ÓRGANO OFICIAL DEL COMITÉ CENTRAL DEL PARTIDO COMUNISTA DE CUBA
El fallecido actor Michel Bouquet, en una escena de Renoir Foto: Ilustrativa

El largometraje Renoir resulta una aproximación somera al periodo creativo final del maestro impresionista francés Pierre-Auguste Renoir (1841–1919), a partir de 1915, en la Costa Azul, tras la muerte de su esposa, Aline. A la sazón, el pintor continúa activo, pero una afección reumática perjudica la movilidad de sus manos.

La pieza de Gilles Bourdos no se trata, con exactitud, de un biopic (filme biográfico) integral, sino parcial. No obstante, dado el lapso espacial cubierto por el arco dramático del relato, había aquí bastante trigo limpio para segar en el examen a la personalidad y su marco de relaciones humanas en una definitoria etapa de su vida.

Sin embargo, el realizador no alcanza un afianzamiento caracterológico del pintor; más allá de insistir en sus silencios o en su interés marcado por dibujar a Andrée Heuschling, la joven pelirroja que da pie a Los bañistas, u otros lienzos postreros suyos.

El acercamiento a la relación con esa mujer –su última modelo, y primera esposa de su hijo: el célebre cineasta Jean Renoir– nunca camina en la cuerda mucho más problémica, conflictual de, verbigracia, La bella mentirosa (Jacques Rivette, 1991).

Aquí la interacción tiende más a la ingenuidad sensorial; al realce del cuerpo de la joven ante las iridiscencias, el brillo campestre, la conjunción de su ángel con las aguas… De semejante labor se encarga, con el lustre que le caracteriza, el excelente fotógrafo taiwanés Mark Ping Bing Lee. Aunque la proclividad de la imagen a lo bucólico–pastoril llega a abrumar, a cierta altura del metraje. 

En su cuarta cinta, inspirada en Le tableau amoureux, biografía novelada de Jacques Renoir –tataranieto de Pierre–Auguste y sobrino nieto de Jean– el director de Premonición solo alcanza a estampar viñetas de la humanidad del significativo artista visual.

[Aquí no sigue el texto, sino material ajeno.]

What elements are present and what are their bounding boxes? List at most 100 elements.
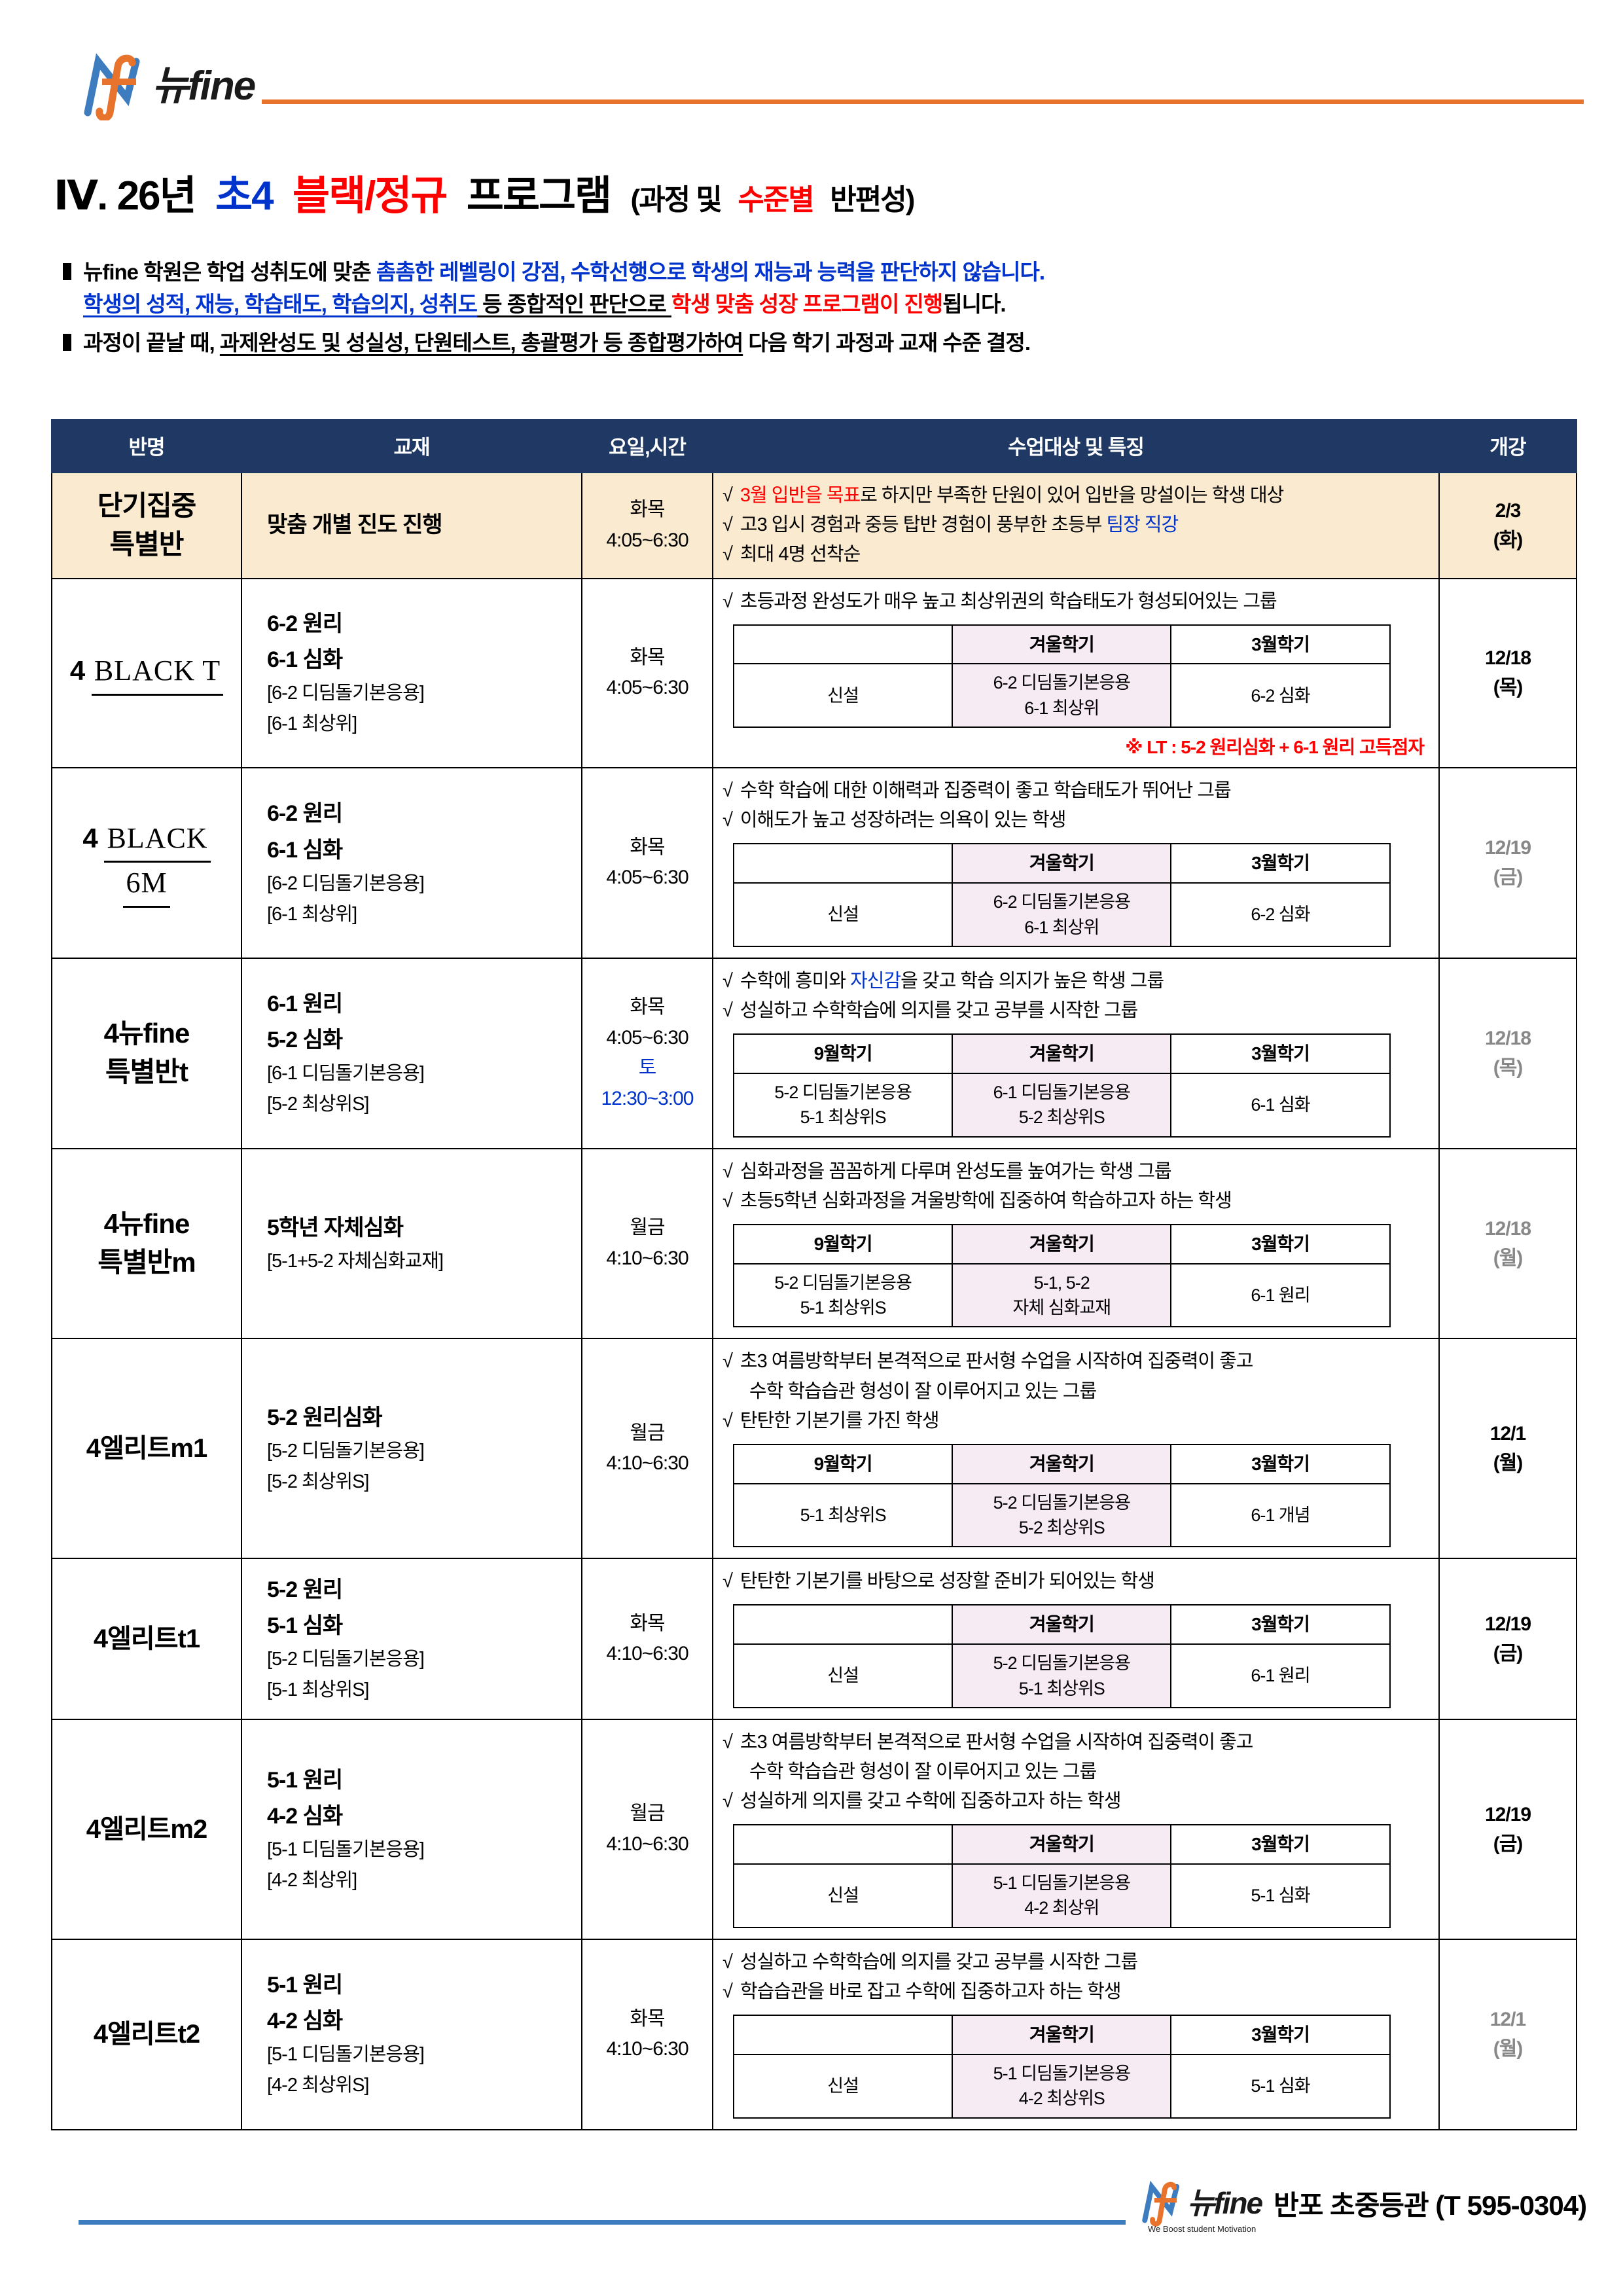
page-header: 뉴fine xyxy=(79,52,1584,124)
cell-class-name: 4뉴fine 특별반m xyxy=(51,1147,242,1340)
semester-header-cell xyxy=(732,1824,954,1865)
textbook-main: 6-2 원리 xyxy=(267,801,343,827)
cell-target-description: √ 수학 학습에 대한 이해력과 집중력이 좋고 학습태도가 뛰어난 그룹 √ 이해도… xyxy=(712,767,1440,959)
semester-grid-value-row: 신설 5-1 디딤돌기본응용 4-2 최상위S 5-1 심화 xyxy=(732,2053,1391,2119)
bullet-square-icon xyxy=(63,333,71,351)
semester-value-cell: 6-2 디딤돌기본응용 6-1 최상위 xyxy=(952,663,1172,728)
cell-textbook: 5-1 원리 4-2 심화 [5-1 디딤돌기본응용] [4-2 최상위S] xyxy=(241,1938,582,2130)
semester-header-cell: 3월학기 xyxy=(1170,1223,1391,1265)
cell-start-date: 12/1 (월) xyxy=(1438,1338,1577,1560)
check-mark-icon: √ xyxy=(722,1190,733,1211)
semester-header-cell: 겨울학기 xyxy=(952,2015,1172,2055)
footer-rule xyxy=(79,2220,1126,2225)
semester-grid: 9월학기 겨울학기 3월학기 5-1 최상위S 5-2 디딤돌기본응용 5-2 최상위S 6… xyxy=(732,1443,1391,1548)
semester-value-cell: 5-1, 5-2 자체 심화교재 xyxy=(952,1263,1172,1328)
desc-line-cont: 수학 학습습관 형성이 잘 이루어지고 있는 그룹 xyxy=(749,1761,1097,1783)
start-day: (화) xyxy=(1493,529,1524,551)
semester-header-cell: 겨울학기 xyxy=(952,843,1172,884)
semester-header-cell: 3월학기 xyxy=(1170,624,1391,665)
bullet-item: 과정이 끝날 때, 과제완성도 및 성실성, 단원테스트, 총괄평가 등 종합평… xyxy=(63,327,1581,359)
semester-grid-value-row: 신설 5-2 디딤돌기본응용 5-1 최상위S 6-1 원리 xyxy=(732,1643,1391,1708)
textbook-main: 5-2 심화 xyxy=(267,1028,343,1053)
textbook-main: 맞춤 개별 진도 진행 xyxy=(267,512,443,538)
day-primary: 월금 xyxy=(630,1803,665,1825)
footer-tagline: We Boost student Motivation xyxy=(1148,2224,1257,2234)
day-primary: 월금 xyxy=(630,1217,665,1239)
semester-value-cell: 6-2 심화 xyxy=(1170,882,1391,947)
time-primary: 4:10~6:30 xyxy=(606,1833,688,1855)
semester-header-cell: 겨울학기 xyxy=(952,1604,1172,1645)
semester-grid-header-row: 9월학기 겨울학기 3월학기 xyxy=(732,1443,1391,1484)
semester-header-cell: 겨울학기 xyxy=(952,1443,1172,1484)
desc-line: √ 심화과정을 꼼꼼하게 다루며 완성도를 높여가는 학생 그룹 xyxy=(722,1158,1433,1185)
semester-grid-value-row: 신설 5-1 디딤돌기본응용 4-2 최상위 5-1 심화 xyxy=(732,1863,1391,1928)
title-paren-open: (과정 및 xyxy=(630,184,722,216)
textbook-main: 5-1 심화 xyxy=(267,1613,343,1639)
check-mark-icon: √ xyxy=(722,1410,733,1431)
cell-textbook: 6-2 원리 6-1 심화 [6-2 디딤돌기본응용] [6-1 최상위] xyxy=(241,767,582,959)
cell-start-date: 12/1 (월) xyxy=(1438,1938,1577,2130)
semester-header-cell: 겨울학기 xyxy=(952,624,1172,665)
desc-line-text: 이해도가 높고 성장하려는 의욕이 있는 학생 xyxy=(740,810,1067,831)
semester-value-cell: 6-1 원리 xyxy=(1170,1643,1391,1708)
semester-header-cell: 9월학기 xyxy=(732,1223,954,1265)
start-day: (월) xyxy=(1493,1452,1524,1475)
semester-grid-value-row: 5-2 디딤돌기본응용 5-1 최상위S 6-1 디딤돌기본응용 5-2 최상위S 6-… xyxy=(732,1072,1391,1138)
textbook-main: 6-2 원리 xyxy=(267,611,343,637)
footer-branch-info: 반포 초중등관 (T 595-0304) xyxy=(1274,2189,1587,2221)
textbook-sub: [6-1 최상위] xyxy=(267,903,357,925)
semester-value-cell: 5-2 디딤돌기본응용 5-1 최상위S xyxy=(732,1072,954,1138)
semester-header-cell: 겨울학기 xyxy=(952,1824,1172,1865)
desc-line: √ 이해도가 높고 성장하려는 의욕이 있는 학생 xyxy=(722,807,1433,834)
cell-class-name: 4 BLACK T xyxy=(51,577,242,769)
semester-grid: 겨울학기 3월학기 신설 6-2 디딤돌기본응용 6-1 최상위 6-2 심화 xyxy=(732,624,1391,728)
table-header-row: 반명 교재 요일,시간 수업대상 및 특징 개강 xyxy=(51,419,1577,473)
day-secondary: 토 xyxy=(638,1057,657,1079)
class-name-serif: BLACK xyxy=(104,818,211,863)
intro-bullets: 뉴fine 학원은 학업 성취도에 맞춘 촘촘한 레벨링이 강점, 수학선행으로… xyxy=(63,257,1581,359)
desc-line: √ 최대 4명 선착순 xyxy=(722,541,1433,568)
day-primary: 월금 xyxy=(630,1422,665,1444)
check-mark-icon: √ xyxy=(722,1160,733,1182)
desc-line-text: 초3 여름방학부터 본격적으로 판서형 수업을 시작하여 집중력이 좋고 xyxy=(740,1351,1254,1372)
textbook-main: 4-2 심화 xyxy=(267,1803,343,1829)
cell-class-name: 4 BLACK 6M xyxy=(51,767,242,959)
desc-line-text: 학습습관을 바로 잡고 수학에 집중하고자 하는 학생 xyxy=(740,1981,1122,2002)
semester-grid-value-row: 신설 6-2 디딤돌기본응용 6-1 최상위 6-2 심화 xyxy=(732,882,1391,947)
semester-value-cell: 6-1 심화 xyxy=(1170,1072,1391,1138)
start-date: 12/18 xyxy=(1484,647,1531,670)
semester-grid-header-row: 9월학기 겨울학기 3월학기 xyxy=(732,1033,1391,1074)
check-mark-icon: √ xyxy=(722,1000,733,1022)
time-primary: 4:05~6:30 xyxy=(606,677,688,699)
textbook-sub: [5-1 디딤돌기본응용] xyxy=(267,2044,425,2066)
desc-line: √ 성실하고 수학학습에 의지를 갖고 공부를 시작한 그룹 xyxy=(722,1949,1433,1976)
start-date: 12/18 xyxy=(1484,1217,1531,1240)
title-paren-close: 반편성) xyxy=(830,184,915,216)
title-level: 수준별 xyxy=(738,184,814,216)
table-row: 4뉴fine 특별반t 6-1 원리 5-2 심화 [6-1 디딤돌기본응용] [5-2 … xyxy=(51,957,1577,1149)
textbook-sub: [4-2 최상위] xyxy=(267,1869,357,1891)
cell-day-time: 화목 4:05~6:30 xyxy=(581,767,713,959)
desc-line-text: 성실하고 수학학습에 의지를 갖고 공부를 시작한 그룹 xyxy=(740,1000,1138,1022)
desc-line-text: 초등과정 완성도가 매우 높고 최상위권의 학습태도가 형성되어있는 그룹 xyxy=(740,590,1277,612)
desc-line-text: 심화과정을 꼼꼼하게 다루며 완성도를 높여가는 학생 그룹 xyxy=(740,1160,1172,1182)
cell-start-date: 12/19 (금) xyxy=(1438,1718,1577,1940)
cell-start-date: 12/18 (목) xyxy=(1438,957,1577,1149)
textbook-main: 5학년 자체심화 xyxy=(267,1215,404,1240)
col-header-target: 수업대상 및 특징 xyxy=(712,419,1440,473)
semester-value-cell: 신설 xyxy=(732,1863,954,1928)
semester-value-cell: 5-2 디딤돌기본응용 5-1 최상위S xyxy=(732,1263,954,1328)
desc-line: √ 초등5학년 심화과정을 겨울방학에 집중하여 학습하고자 하는 학생 xyxy=(722,1188,1433,1215)
start-date: 12/19 xyxy=(1484,1803,1531,1825)
textbook-sub: [5-2 디딤돌기본응용] xyxy=(267,1649,425,1670)
title-program: 블랙/정규 xyxy=(293,173,448,219)
desc-line: √ 학습습관을 바로 잡고 수학에 집중하고자 하는 학생 xyxy=(722,1979,1433,2005)
semester-value-cell: 신설 xyxy=(732,2053,954,2119)
semester-header-cell: 3월학기 xyxy=(1170,843,1391,884)
class-name-serif: BLACK T xyxy=(91,651,224,696)
cell-day-time: 화목 4:10~6:30 xyxy=(581,1938,713,2130)
desc-line: √ 3월 입반을 목표로 하지만 부족한 단원이 있어 입반을 망설이는 학생 대… xyxy=(722,482,1433,509)
semester-grid-value-row: 5-1 최상위S 5-2 디딤돌기본응용 5-2 최상위S 6-1 개념 xyxy=(732,1482,1391,1548)
textbook-main: 5-1 원리 xyxy=(267,1973,343,1998)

Y es que las humanidades completas de los personajes nunca llegan a perfilarse del todo dentro de lo apreciado en pantalla. Ello se debe a que existió mayor preocupación por la estructura formal de un filme cuyo continente confirió preeminencia a intentar ponerse en armonía con la feraz imaginación pictórica del artista.

Lo anterior se entiende, en parte, dado el subgénero; si bien va en desmedro de un contenido con algunas líneas de interés, mas desprovisto del numen que ubicaría al espectador en conexión con la mente del creador. Ese puente de empatía no logra tenderse.

El filme, exhibido en Cuba, se alimenta de algunos buenos momentos, debido tanto al gran oficio del finado actor Michel Bouquet –quien encarna al pintor– como a unos escasos pero proteicos diálogos entre los personajes de los Renoir, padre e hijo.

Tales diálogos, y la loable descripción cotidiana de las costumbres y rutinas hogareñas, de algún modo dan idea del modo de vida dentro de la casa de familia en la que convivieron, un tiempo, dos genios de distintas artes (la pintura y el cine), uno de ellos sin saberlo todavía.

En tal sentido, concitan interés las alusiones a la protohistoria fílmica de Jean, en su estancia en la mansión paterna, al ser herido en la

i Guerra Mundial y antes de retornar al frente. Es ese periodo cuando ya sueña el cine, faltando solo algunos años para sus filmes Nana (1926), La gran ilusión (1937) o Las reglas del juego (1939).